Zabbix - A must have tool in your infrastructure
- Monitoring performance indicators like CPU, memory, network, disk space and processes can be done easily with Zabbix agent, which is available for Linux, UNIX and Windows platforms.
- Zabbix can gather stats like disk failures, temperature and voltage from hardware through IPMI, thus ensuring uptime and reduces risk.
- Zabbix lets you integrate it with your custom checks. You can write your own check scripts in Bash, Python or Perl and integrate it with Zabbix.
- Zabbix has a steep learning curve and doesn't have a very intuitive and user-friendly interface.
- Zabbix is resource hungry. It uses a DB to store all the stats and configuration and this can grow exponentially depending on the number of hosts you are monitoring.
- Zabbix doesn't have a very thorough documentation, so you have to search for issues and ask the Zabbix community at times.
Zabbix just works
- Nice graphing for non-technical personnel
- Good monitoring system
- Versatile for custom scripts
- Nice options for notification if problems arise
- There was a bit of a learning curve for creating custom scripts, if my script returns a 1 or 0, Zabbix should accept it no matter what and be able to work with it for an alarm
Zabbix 2.4 in a fairly large environment
- Supports many different devices and server platforms
- Customization of alert thresholds and notification actions
- Automatic resolution of problems via remote commands
- High level management always wants a "dashboard", while Zabbix can provide several different views, there seem to be third party products to provide alternatives. Maybe a best of breed dashboard could be added to the base product.
- Zabbix performance largely depends on the performance of the underlying database, it takes planing and good infrastructure to support large environments.
- It is possible to break things accidentally when making configuration changes, using Update when you meant to Clone, maybe a few strategic "are you sure you want to change this" prompts would help.
- Zabbix is capable of true customization.
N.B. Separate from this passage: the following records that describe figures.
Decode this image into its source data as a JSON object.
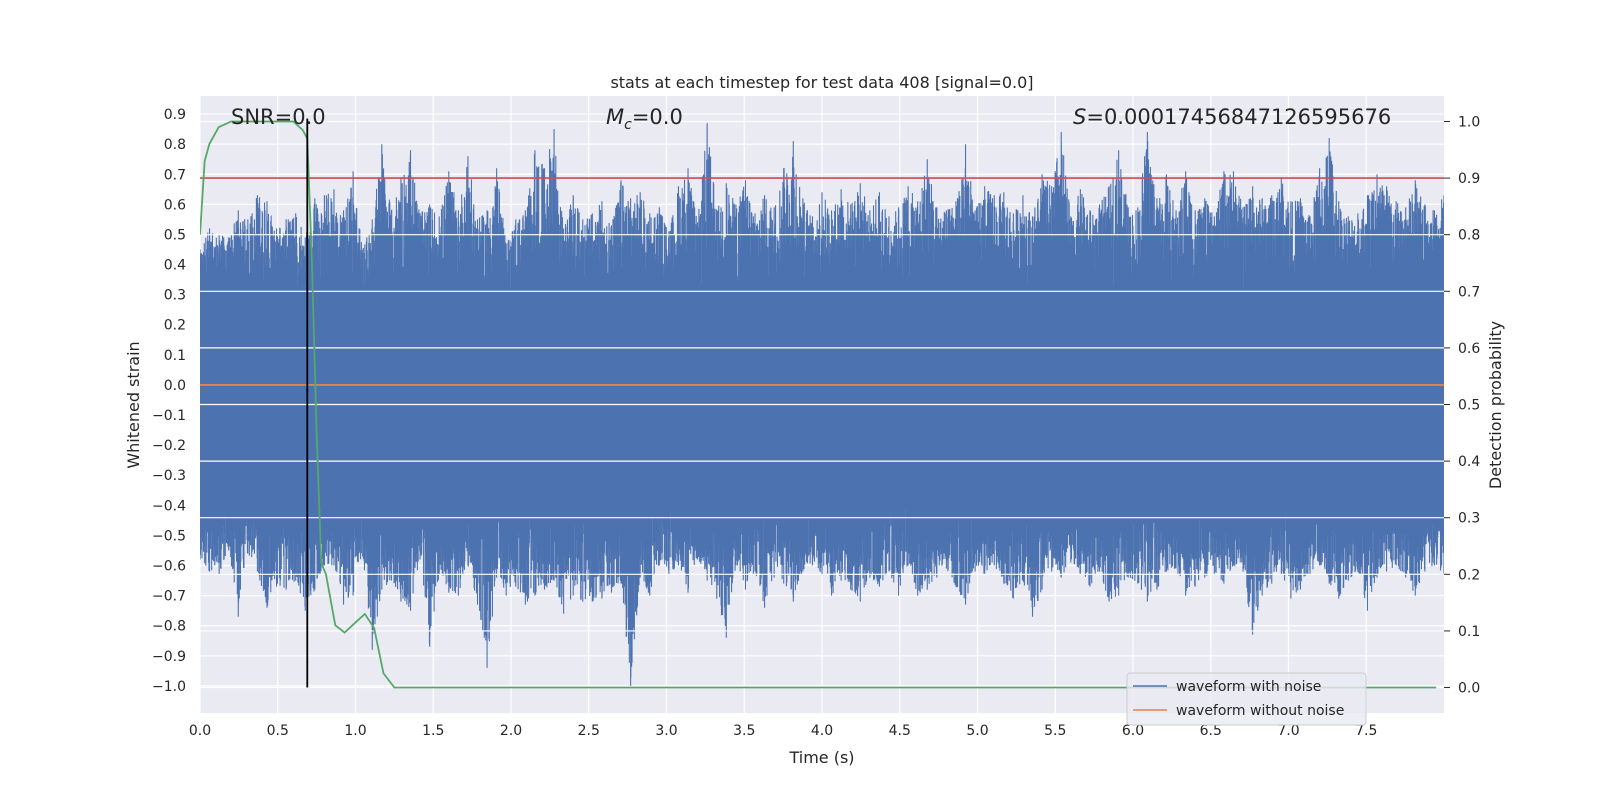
{
  "chart_data": {
    "type": "line",
    "title": "stats at each timestep for test data 408 [signal=0.0]",
    "xlabel": "Time (s)",
    "ylabel_left": "Whitened strain",
    "ylabel_right": "Detection probability",
    "xlim": [
      0,
      8.0
    ],
    "ylim_left": [
      -1.09,
      0.96
    ],
    "ylim_right": [
      -0.045,
      1.045
    ],
    "x_ticks": [
      "0.0",
      "0.5",
      "1.0",
      "1.5",
      "2.0",
      "2.5",
      "3.0",
      "3.5",
      "4.0",
      "4.5",
      "5.0",
      "5.5",
      "6.0",
      "6.5",
      "7.0",
      "7.5"
    ],
    "y_ticks_left": [
      "0.9",
      "0.8",
      "0.7",
      "0.6",
      "0.5",
      "0.4",
      "0.3",
      "0.2",
      "0.1",
      "0.0",
      "−0.1",
      "−0.2",
      "−0.3",
      "−0.4",
      "−0.5",
      "−0.6",
      "−0.7",
      "−0.8",
      "−0.9",
      "−1.0"
    ],
    "y_ticks_right": [
      "1.0",
      "0.9",
      "0.8",
      "0.7",
      "0.6",
      "0.5",
      "0.4",
      "0.3",
      "0.2",
      "0.1",
      "0.0"
    ],
    "annotations": {
      "snr": "SNR=0.0",
      "mc_symbol": "M",
      "mc_sub": "c",
      "mc_value": "=0.0",
      "s_symbol": "S",
      "s_value": "=0.00017456847126595676"
    },
    "grid": true,
    "legend_position": "lower-right",
    "series": [
      {
        "name": "waveform with noise",
        "color": "#4c72b0",
        "envelope_upper": [
          0.45,
          0.52,
          0.5,
          0.49,
          0.58,
          0.55,
          0.63,
          0.61,
          0.52,
          0.55,
          0.57,
          0.49,
          0.62,
          0.63,
          0.65,
          0.58,
          0.71,
          0.45,
          0.55,
          0.8,
          0.58,
          0.69,
          0.78,
          0.57,
          0.6,
          0.56,
          0.71,
          0.58,
          0.76,
          0.55,
          0.58,
          0.72,
          0.47,
          0.55,
          0.58,
          0.78,
          0.72,
          0.85,
          0.52,
          0.63,
          0.55,
          0.57,
          0.61,
          0.53,
          0.68,
          0.62,
          0.64,
          0.57,
          0.59,
          0.51,
          0.66,
          0.72,
          0.54,
          0.87,
          0.58,
          0.67,
          0.6,
          0.68,
          0.57,
          0.63,
          0.59,
          0.72,
          0.81,
          0.62,
          0.56,
          0.64,
          0.58,
          0.65,
          0.6,
          0.67,
          0.58,
          0.64,
          0.56,
          0.59,
          0.66,
          0.61,
          0.75,
          0.59,
          0.58,
          0.61,
          0.8,
          0.58,
          0.66,
          0.63,
          0.64,
          0.57,
          0.63,
          0.56,
          0.7,
          0.66,
          0.84,
          0.56,
          0.65,
          0.58,
          0.6,
          0.66,
          0.78,
          0.59,
          0.59,
          0.84,
          0.62,
          0.7,
          0.58,
          0.71,
          0.58,
          0.62,
          0.56,
          0.71,
          0.71,
          0.59,
          0.66,
          0.62,
          0.63,
          0.69,
          0.61,
          0.62,
          0.56,
          0.72,
          0.82,
          0.61,
          0.56,
          0.57,
          0.63,
          0.7,
          0.66,
          0.61,
          0.59,
          0.68,
          0.6,
          0.58,
          0.63
        ],
        "envelope_lower": [
          -0.58,
          -0.62,
          -0.63,
          -0.55,
          -0.77,
          -0.56,
          -0.62,
          -0.74,
          -0.67,
          -0.68,
          -0.65,
          -0.75,
          -0.68,
          -0.6,
          -0.6,
          -0.73,
          -0.7,
          -0.57,
          -0.88,
          -0.68,
          -0.65,
          -0.72,
          -0.75,
          -0.58,
          -0.87,
          -0.63,
          -0.69,
          -0.7,
          -0.6,
          -0.73,
          -0.94,
          -0.64,
          -0.7,
          -0.67,
          -0.73,
          -0.7,
          -0.68,
          -0.65,
          -0.76,
          -0.7,
          -0.72,
          -0.72,
          -0.71,
          -0.69,
          -0.66,
          -1.0,
          -0.64,
          -0.7,
          -0.6,
          -0.63,
          -0.6,
          -0.69,
          -0.58,
          -0.65,
          -0.71,
          -0.84,
          -0.6,
          -0.68,
          -0.62,
          -0.74,
          -0.64,
          -0.66,
          -0.72,
          -0.62,
          -0.6,
          -0.63,
          -0.7,
          -0.65,
          -0.68,
          -0.72,
          -0.64,
          -0.67,
          -0.62,
          -0.7,
          -0.6,
          -0.7,
          -0.68,
          -0.64,
          -0.61,
          -0.67,
          -0.73,
          -0.62,
          -0.63,
          -0.6,
          -0.66,
          -0.71,
          -0.65,
          -0.77,
          -0.68,
          -0.62,
          -0.64,
          -0.59,
          -0.63,
          -0.67,
          -0.62,
          -0.72,
          -0.7,
          -0.64,
          -0.66,
          -0.72,
          -0.68,
          -0.62,
          -0.61,
          -0.7,
          -0.67,
          -0.64,
          -0.63,
          -0.66,
          -0.6,
          -0.62,
          -0.83,
          -0.7,
          -0.66,
          -0.63,
          -0.71,
          -0.68,
          -0.63,
          -0.6,
          -0.66,
          -0.71,
          -0.65,
          -0.62,
          -0.75,
          -0.64,
          -0.62,
          -0.6,
          -0.64,
          -0.7,
          -0.62,
          -0.6,
          -0.63
        ]
      },
      {
        "name": "waveform without noise",
        "color": "#dd8452",
        "x": [
          0,
          8.0
        ],
        "y": [
          0.0,
          0.0
        ]
      },
      {
        "name": "",
        "axis": "right",
        "color": "#55a868",
        "x": [
          0.0,
          0.03,
          0.06,
          0.12,
          0.2,
          0.3,
          0.4,
          0.5,
          0.6,
          0.66,
          0.69,
          0.72,
          0.75,
          0.78,
          0.81,
          0.87,
          0.93,
          1.0,
          1.06,
          1.12,
          1.18,
          1.25,
          1.3,
          1.5,
          2.0,
          3.0,
          4.0,
          5.0,
          6.0,
          7.0,
          7.95
        ],
        "y": [
          0.8,
          0.93,
          0.96,
          0.99,
          1.0,
          1.0,
          1.0,
          1.0,
          1.0,
          0.985,
          0.97,
          0.75,
          0.45,
          0.22,
          0.2,
          0.11,
          0.097,
          0.115,
          0.13,
          0.105,
          0.025,
          0.0,
          0.0,
          0.0,
          0.0,
          0.0,
          0.0,
          0.0,
          0.0,
          0.0,
          0.0
        ]
      }
    ],
    "threshold_right": 0.9,
    "threshold_color": "#c44e52",
    "vline_x": 0.69,
    "vline_color": "#000000"
  }
}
I personally recommend starting with a narrow scope, and broadening Zabbix to monitor more granular activities. Doing a bulk discovery and mass deploying alerts will cause a lot of false positives which are not actionable initially, so it can be a struggle to sift through the noise and find the alerts you really want to act on.
- Zabbix is easy to deploy, and has a robust feature set.
- Zabbix is easy to link up to services like PagerDuty, which are beneficial for on-call engineers.
- Zabbix could benefit from integrating with Logstash in a more formalized way. Utilizing these two open-source services compares to the much more expensive Splunk.
- I think it's important to deploy Zabbix to core systems first, then build more granular monitoring as false alarms are minimized. If you mass deploy Zabbix to all servers with very granular alert thresholds, you will have a hard time sifting through all the noise to get to the actionable alerts you really wanted to see.